Irene, ante aquellas palabras, se sintió desbordada. No sabía qué decir, porque tampoco entendía muy bien qué le estaba queriendo comunicar su novio. Por dentro, ella se preguntaba: «¿Por qué el descubrimiento del amor de su madre le ha hecho ver las cosas de otra forma? Los ateos saben qué es el amor, y también aman, como los creyentes, ¿por qué le ha afectado tanto todo esto?». Por eso Irene no comprendía nada, y se limitaba a escuchar.

Pero Juan no le estaba hablando de un sentimiento sino una dimensión del «ser». Cuando él pensó en su madre el día anterior, descubrió en su interior una especie de puerta que le comunicaba con un Mundo totalmente nuevo que desconocía. Hasta entonces, captaba la existencia como algo puramente material, monótono y anodino. Los objetos, las personas y los acontecimientos eran «planos», pues sólo percibía de ellos dos dimensiones: la física y la temporal. Pero ahora percibía en ellos otra Dimensión que les da «volumen» y sentido: el Amor divino.

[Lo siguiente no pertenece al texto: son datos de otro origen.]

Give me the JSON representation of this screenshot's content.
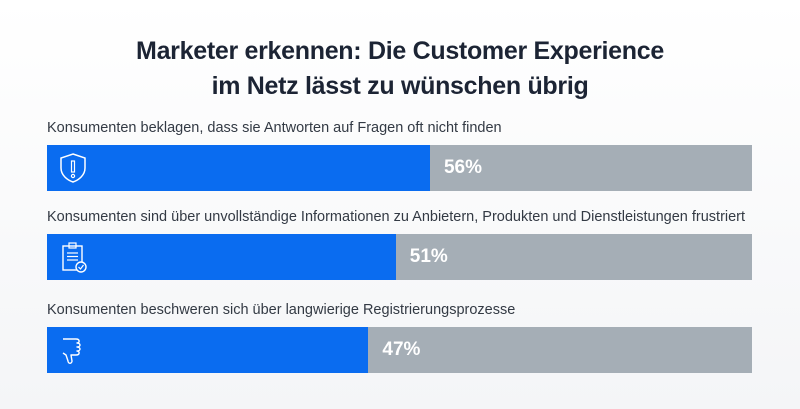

Juan descubrió que el mundo está sostenido por un Ser superior que es una inagotable fuente de un amor infinito. Y, así, la existencia cobró todo su sentido en el corazón de Juan.

Pero su cerebro necesitaba comprender lo que estaba experimentando. Por eso, intentó compartir con su amada Irene lo que había descubierto –en la medida en que era capaz de verbalizarlo– y le planteó multitud de preguntas acerca de Dios. Y cuando Irene comenzó a hablarle de la Historia de la Salvación –de cómo Dios creó el mundo por amor, de cómo envió a su Hijo para redimirnos mediante su amor derramado en la Cruz y de cómo ahora mora en nosotros su Espíritu, que es fuente de todo amor– a Juan le fueron encajando las «piezas». Lo que su novia le estaba contando le permitía comprender –en cierto modo– esa nueva Dimensión de la existencia que había descubierto. Y, con gran alegría, descubrió que su madre –que tenía un buen corazón– no iba a desaparecer, sino todo lo contrario, pues, Dios –con infinita misericordia– le iba a abrir las puertas de la vida plena y eterna.

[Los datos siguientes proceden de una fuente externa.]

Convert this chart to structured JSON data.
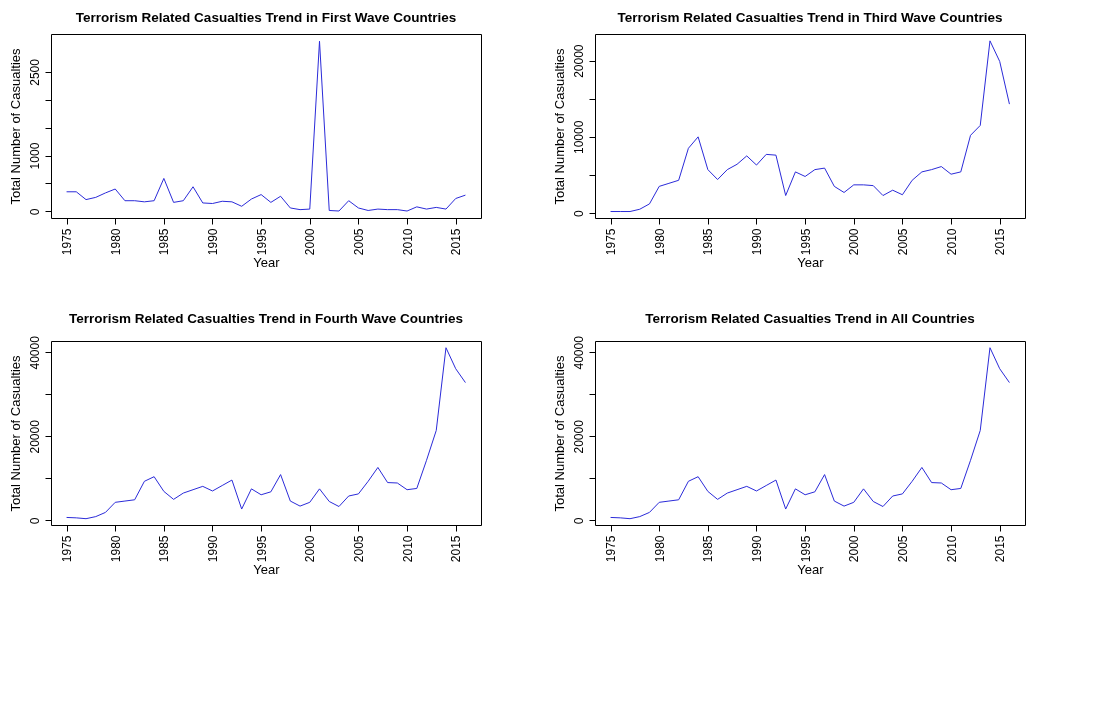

A los pocos días murió la madre Juan y, tras ello, él tomó la decisión de comenzar el catecumenado de adultos para integrarse en la Iglesia, pues necesitaba convivir con personas que compartiesen su forma de ver la vida.

Pero Juan se quedó para siempre con la pena de que su madre no hubiera descubierto, en esta vida, a Dios, pues le habría hecho muy feliz.

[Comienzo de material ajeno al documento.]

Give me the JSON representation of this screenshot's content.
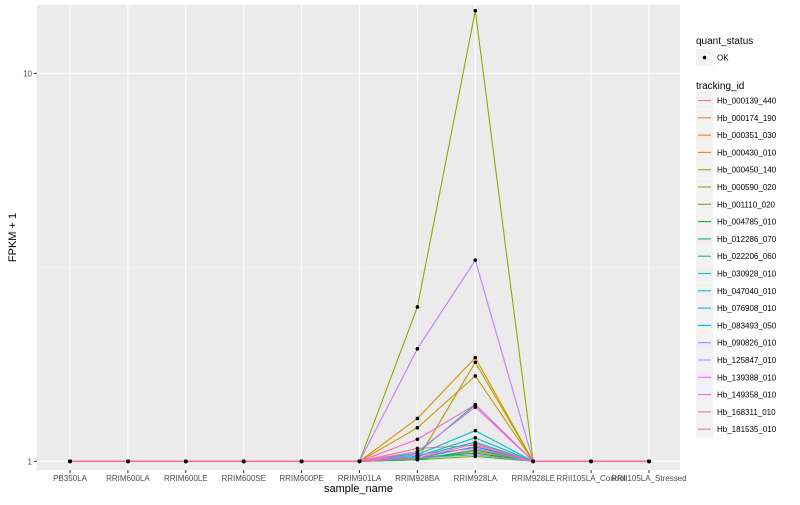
{
  "chart_data": {
    "type": "line",
    "xlabel": "sample_name",
    "ylabel": "FPKM + 1",
    "y_scale": "log10",
    "yticks": [
      1,
      10
    ],
    "ylim": [
      0.95,
      15
    ],
    "grid": true,
    "legend_placement": "right",
    "categories": [
      "PB350LA",
      "RRIM600LA",
      "RRIM600LE",
      "RRIM600SE",
      "RRIM600PE",
      "RRIM901LA",
      "RRIM928BA",
      "RRIM928LA",
      "RRIM928LE",
      "RRII105LA_Control",
      "RRII105LA_Stressed"
    ],
    "quant_status_legend": {
      "title": "quant_status",
      "items": [
        "OK"
      ]
    },
    "series_legend_title": "tracking_id",
    "series": [
      {
        "name": "Hb_000139_440",
        "color": "#F8766D",
        "values": [
          1,
          1,
          1,
          1,
          1,
          1,
          1.08,
          1.1,
          1,
          1,
          1
        ]
      },
      {
        "name": "Hb_000174_190",
        "color": "#EC8239",
        "values": [
          1,
          1,
          1,
          1,
          1,
          1,
          1.02,
          1.06,
          1,
          1,
          1
        ]
      },
      {
        "name": "Hb_000351_030",
        "color": "#DB8E00",
        "values": [
          1,
          1,
          1,
          1,
          1,
          1,
          1.29,
          1.85,
          1,
          1,
          1
        ]
      },
      {
        "name": "Hb_000430_010",
        "color": "#C79800",
        "values": [
          1,
          1,
          1,
          1,
          1,
          1,
          1.22,
          1.66,
          1,
          1,
          1
        ]
      },
      {
        "name": "Hb_000450_140",
        "color": "#AEA200",
        "values": [
          1,
          1,
          1,
          1,
          1,
          1,
          1.01,
          1.8,
          1,
          1,
          1
        ]
      },
      {
        "name": "Hb_000590_020",
        "color": "#8FAA00",
        "values": [
          1,
          1,
          1,
          1,
          1,
          1,
          2.5,
          14.5,
          1,
          1,
          1
        ]
      },
      {
        "name": "Hb_001110_020",
        "color": "#64B200",
        "values": [
          1,
          1,
          1,
          1,
          1,
          1,
          1.01,
          1.03,
          1,
          1,
          1
        ]
      },
      {
        "name": "Hb_004785_010",
        "color": "#00B81B",
        "values": [
          1,
          1,
          1,
          1,
          1,
          1,
          1.02,
          1.05,
          1,
          1,
          1
        ]
      },
      {
        "name": "Hb_012286_070",
        "color": "#00BD5C",
        "values": [
          1,
          1,
          1,
          1,
          1,
          1,
          1.01,
          1.07,
          1,
          1,
          1
        ]
      },
      {
        "name": "Hb_022206_060",
        "color": "#00C08E",
        "values": [
          1,
          1,
          1,
          1,
          1,
          1,
          1.05,
          1.4,
          1,
          1,
          1
        ]
      },
      {
        "name": "Hb_030928_010",
        "color": "#00C1B7",
        "values": [
          1,
          1,
          1,
          1,
          1,
          1,
          1.03,
          1.15,
          1,
          1,
          1
        ]
      },
      {
        "name": "Hb_047040_010",
        "color": "#00BDDC",
        "values": [
          1,
          1,
          1,
          1,
          1,
          1,
          1.04,
          1.2,
          1,
          1,
          1
        ]
      },
      {
        "name": "Hb_076908_010",
        "color": "#00B3F6",
        "values": [
          1,
          1,
          1,
          1,
          1,
          1,
          1.03,
          1.12,
          1,
          1,
          1
        ]
      },
      {
        "name": "Hb_083493_050",
        "color": "#00A5FF",
        "values": [
          1,
          1,
          1,
          1,
          1,
          1,
          1.02,
          1.09,
          1,
          1,
          1
        ]
      },
      {
        "name": "Hb_090826_010",
        "color": "#7F96FF",
        "values": [
          1,
          1,
          1,
          1,
          1,
          1,
          1.02,
          1.04,
          1,
          1,
          1
        ]
      },
      {
        "name": "Hb_125847_010",
        "color": "#BC81FF",
        "values": [
          1,
          1,
          1,
          1,
          1,
          1,
          1.95,
          3.3,
          1,
          1,
          1
        ]
      },
      {
        "name": "Hb_139388_010",
        "color": "#E26EF7",
        "values": [
          1,
          1,
          1,
          1,
          1,
          1,
          1.06,
          1.38,
          1,
          1,
          1
        ]
      },
      {
        "name": "Hb_149358_010",
        "color": "#F863DF",
        "values": [
          1,
          1,
          1,
          1,
          1,
          1,
          1.04,
          1.08,
          1,
          1,
          1
        ]
      },
      {
        "name": "Hb_168311_010",
        "color": "#FF62BF",
        "values": [
          1,
          1,
          1,
          1,
          1,
          1,
          1.14,
          1.4,
          1,
          1,
          1
        ]
      },
      {
        "name": "Hb_181535_010",
        "color": "#FF6A98",
        "values": [
          1,
          1,
          1,
          1,
          1,
          1,
          1.02,
          1.11,
          1,
          1,
          1
        ]
      }
    ]
  }
}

Irene, por su parte, no ha dejado de dar gracias Dios por haber ayudado a su novio a descubrir la Realidad. Aunque nunca llegó comprender del todo por qué aquel rotundo cambio de Juan fue originado por una simple conversación sobre su madre. Y Dios, desde lo hondo de su corazón, siempre le responde con estas palabras:

«Porque vuestros pensamientos no son mis pensamientos, ni vuestros caminos son mis caminos...     

Porque cuanto aventajan los cielos a la tierra, así aventajan mis caminos a los vuestros y mis pensamientos a los vuestros» (Is 55,8.9).